Zhang sometimes finds that the true stellar orbit is low probability given the data, even when there are no observational errors on the four observed phase-space coordinates. We think this has something to do with the orbital phase being such that the (unobserved) transverse velocity is unusually large (or small). Trick is finding biased disk structure parameters, even when she is generating and fitting with the same model family and the data are perfect; we suspect either the toy-data generation or else some treatment of the (trivial) censoring. Johnson is finding that the cluster amplitude or mass is unconstrained by the spectral data, even when the calibration uncertainty is set to something finite. In each case, we can't quite tell whether the behavior is evidence for problems with the code or problems with our concepts (that is, is it a bug or a think-o?). All I know how to do in these cases is come up with sensible sanity checks on the code. We suggested sampling a larger range in transverse velocity for Zhang, making even simpler toy data for Trick, and looking at every stage in the likelihood calculation for Johnson. The latter lasted well into the night and I believe in the end it was a think-o not a bug.
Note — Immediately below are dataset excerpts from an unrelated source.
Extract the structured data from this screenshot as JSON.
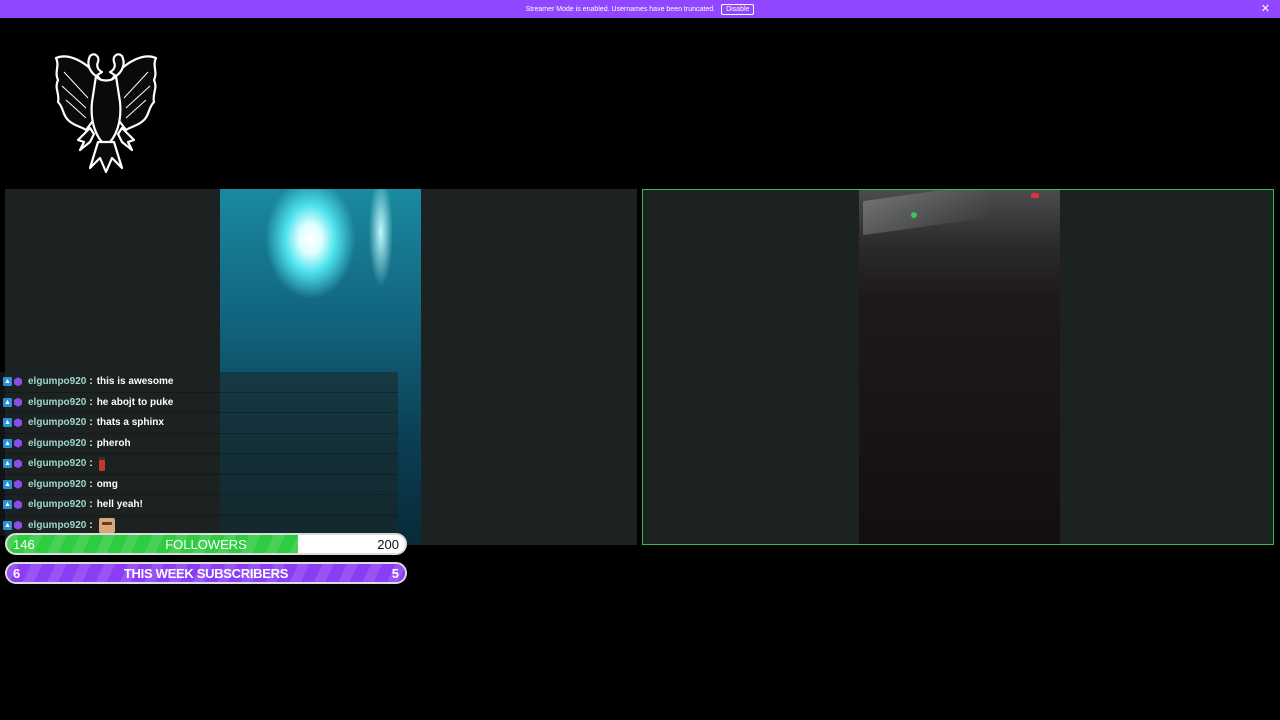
{
  "banner": {
    "text": "Streamer Mode is enabled. Usernames have been truncated.",
    "disable_label": "Disable",
    "close_glyph": "✕"
  },
  "logo": {
    "icon": "double-headed-eagle-icon"
  },
  "chat": {
    "messages": [
      {
        "user": "elgumpo920",
        "text": "this is awesome"
      },
      {
        "user": "elgumpo920",
        "text": "he abojt to puke"
      },
      {
        "user": "elgumpo920",
        "text": "thats a sphinx"
      },
      {
        "user": "elgumpo920",
        "text": "pheroh"
      },
      {
        "user": "elgumpo920",
        "text": "",
        "emote": "bottle-emote"
      },
      {
        "user": "elgumpo920",
        "text": "omg"
      },
      {
        "user": "elgumpo920",
        "text": "hell yeah!"
      },
      {
        "user": "elgumpo920",
        "text": "",
        "emote": "face-emote"
      }
    ],
    "separator": ":"
  },
  "goals": {
    "followers": {
      "current": "146",
      "label": "FOLLOWERS",
      "target": "200",
      "progress": 0.73,
      "color": "#2ecc40"
    },
    "subscribers": {
      "current": "6",
      "label": "THIS WEEK SUBSCRIBERS",
      "target": "5",
      "progress": 1.0,
      "color": "#8a3df5"
    }
  },
  "colors": {
    "banner": "#9147ff",
    "accent_border": "#2fbf4a",
    "username": "#9fd8c8"
  }
}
Ben Johnson (UCSC) showed up in Heidelberg today and we discussed his project to obviate spectrophotometric calibration. He said, however, that we are not permitted to give the paper the same title as this blog post. However, I think it is apt, because he has a working system that suggests that inferences on spectra can proceed with a tiny bit of photometric data and no serious spectrophotometric calibration just as well as they can proceed when fully calibrated. Really the no-calibration method is better, in fact, because it models the spectrograph simultaneously with the spectral information; that is, it is makes less rigid assumptions about the hardware in general. The idea is to fit the calibration "vector" along with the parameters of interest, and take up the fiddly bits with a Gaussian Process. It seems to work. We spent part of the day moving a bit of furniture, to make the GP contribute multiplicatively (rather than additively) to the signal.
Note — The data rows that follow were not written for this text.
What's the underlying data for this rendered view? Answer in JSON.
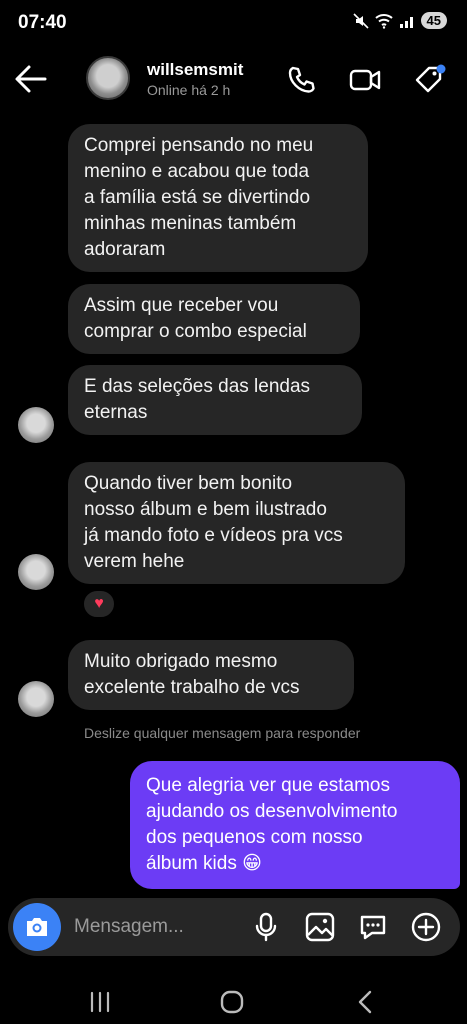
{
  "status_bar": {
    "time": "07:40",
    "battery": "45"
  },
  "header": {
    "username": "willsemsmit",
    "status": "Online há 2 h"
  },
  "messages_in": [
    "Comprei pensando no meu\nmenino e acabou que toda\na família está se divertindo\nminhas meninas também\nadoraram",
    "Assim que receber vou\ncomprar o combo especial",
    "E das seleções das lendas\neternas",
    "Quando tiver bem bonito\nnosso álbum e bem ilustrado\njá mando foto e vídeos pra vcs\nverem hehe",
    "Muito obrigado mesmo\nexcelente trabalho de vcs"
  ],
  "reaction": "♥",
  "swipe_hint": "Deslize qualquer mensagem para responder",
  "message_out": "Que alegria ver que estamos\najudando os desenvolvimento\ndos pequenos com nosso\nálbum kids 😁",
  "composer": {
    "placeholder": "Mensagem..."
  },
  "icons": {
    "header": [
      "back-arrow-icon",
      "phone-icon",
      "video-icon",
      "tag-icon"
    ],
    "composer": [
      "camera-icon",
      "microphone-icon",
      "image-icon",
      "sticker-icon",
      "plus-icon"
    ],
    "nav": [
      "recent-apps-icon",
      "home-icon",
      "back-icon"
    ]
  },
  "colors": {
    "outgoing_bubble": "#6c3cf5",
    "incoming_bubble": "#262626",
    "camera_button": "#3b82f6",
    "tag_badge": "#3b82f6"
  }
}
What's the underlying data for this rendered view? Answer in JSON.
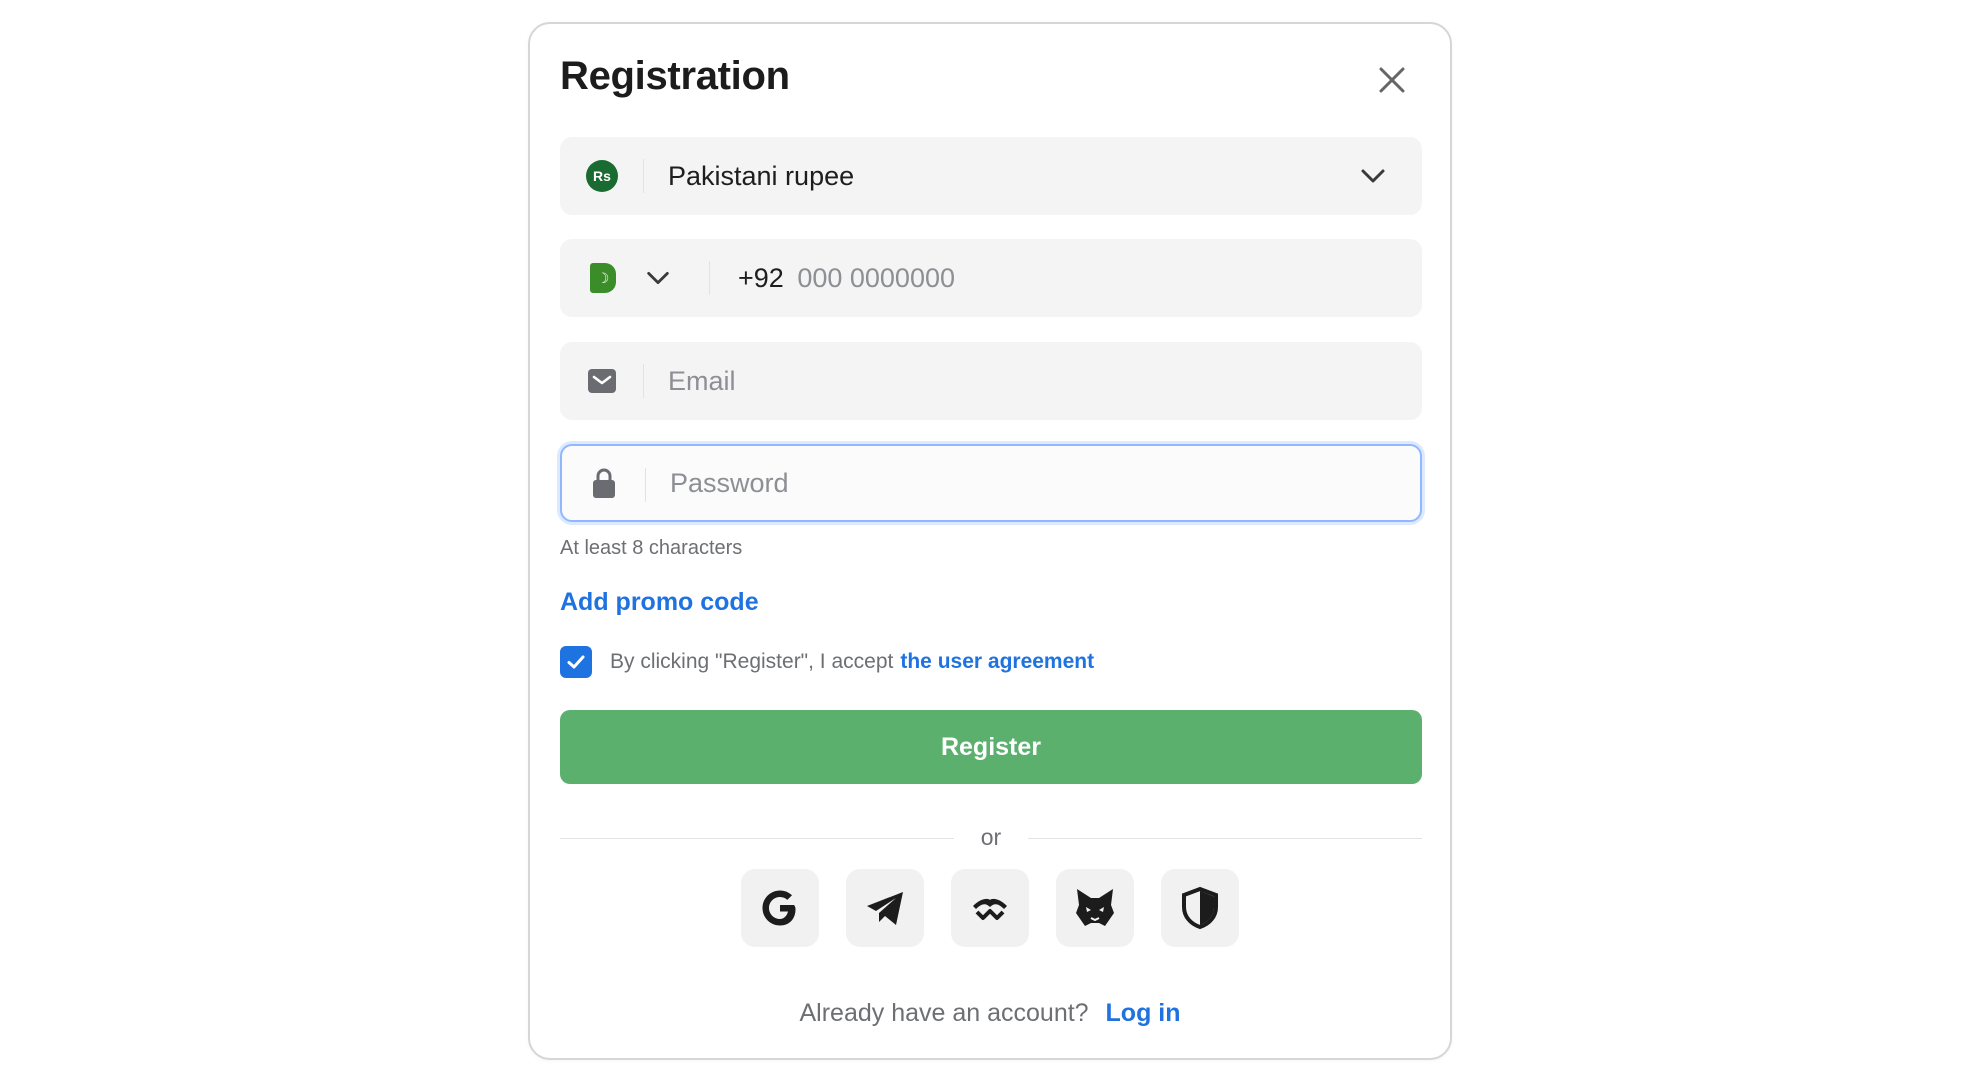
{
  "modal": {
    "title": "Registration",
    "close_icon": "close-icon"
  },
  "currency": {
    "badge": "Rs",
    "value": "Pakistani rupee",
    "chevron_icon": "chevron-down-icon"
  },
  "phone": {
    "flag_icon": "pakistan-flag-icon",
    "chevron_icon": "chevron-down-icon",
    "prefix": "+92",
    "placeholder": "000 0000000"
  },
  "email": {
    "icon": "envelope-icon",
    "placeholder": "Email"
  },
  "password": {
    "icon": "lock-icon",
    "placeholder": "Password",
    "hint": "At least 8 characters"
  },
  "promo": {
    "label": "Add promo code"
  },
  "agreement": {
    "checked": true,
    "text": "By clicking \"Register\", I accept",
    "link": "the user agreement"
  },
  "register_button": {
    "label": "Register"
  },
  "divider": {
    "label": "or"
  },
  "social": [
    {
      "icon": "google-icon"
    },
    {
      "icon": "telegram-icon"
    },
    {
      "icon": "walletconnect-icon"
    },
    {
      "icon": "metamask-fox-icon"
    },
    {
      "icon": "shield-icon"
    }
  ],
  "footer": {
    "question": "Already have an account?",
    "login": "Log in"
  },
  "colors": {
    "accent": "#1f73e0",
    "register_green": "#5bb06e",
    "field_bg": "#f4f4f5",
    "focus_border": "#8fb8ff",
    "rupee_badge": "#1a6b31"
  }
}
My very busy week ended with a seminar on Gaussian Processes, that I gave on the blackboard, supported with some projected slides showing Foreman-Mackey's demo plots. I tried to go slowly, but there is a lot to do in a one-hour lecture on something that can fill an entire semester's course. I got great questions from the crowd.
In the morning, Željko Ivezić (UW) and I discussed LSST cadence and exposure-time issues. He showed me his "conservation laws" slide, which shows that the exposure time flows down to all sorts of constraints on the survey. We talked about the plan to split the individual (probably 30-sec) exposures into two parts. What's the difference between 15+15 and 5+25 (and so on)? The expectations about the noise and the point-spread function are both related to the exposure time, and there are cosmic rays and moving objects. We tried to spec out some simple projects to analyze the relevant problems. Simplest: What are the implications for point-source position and flux measurements, in the limit that the sky is static? Even this question is not trivial.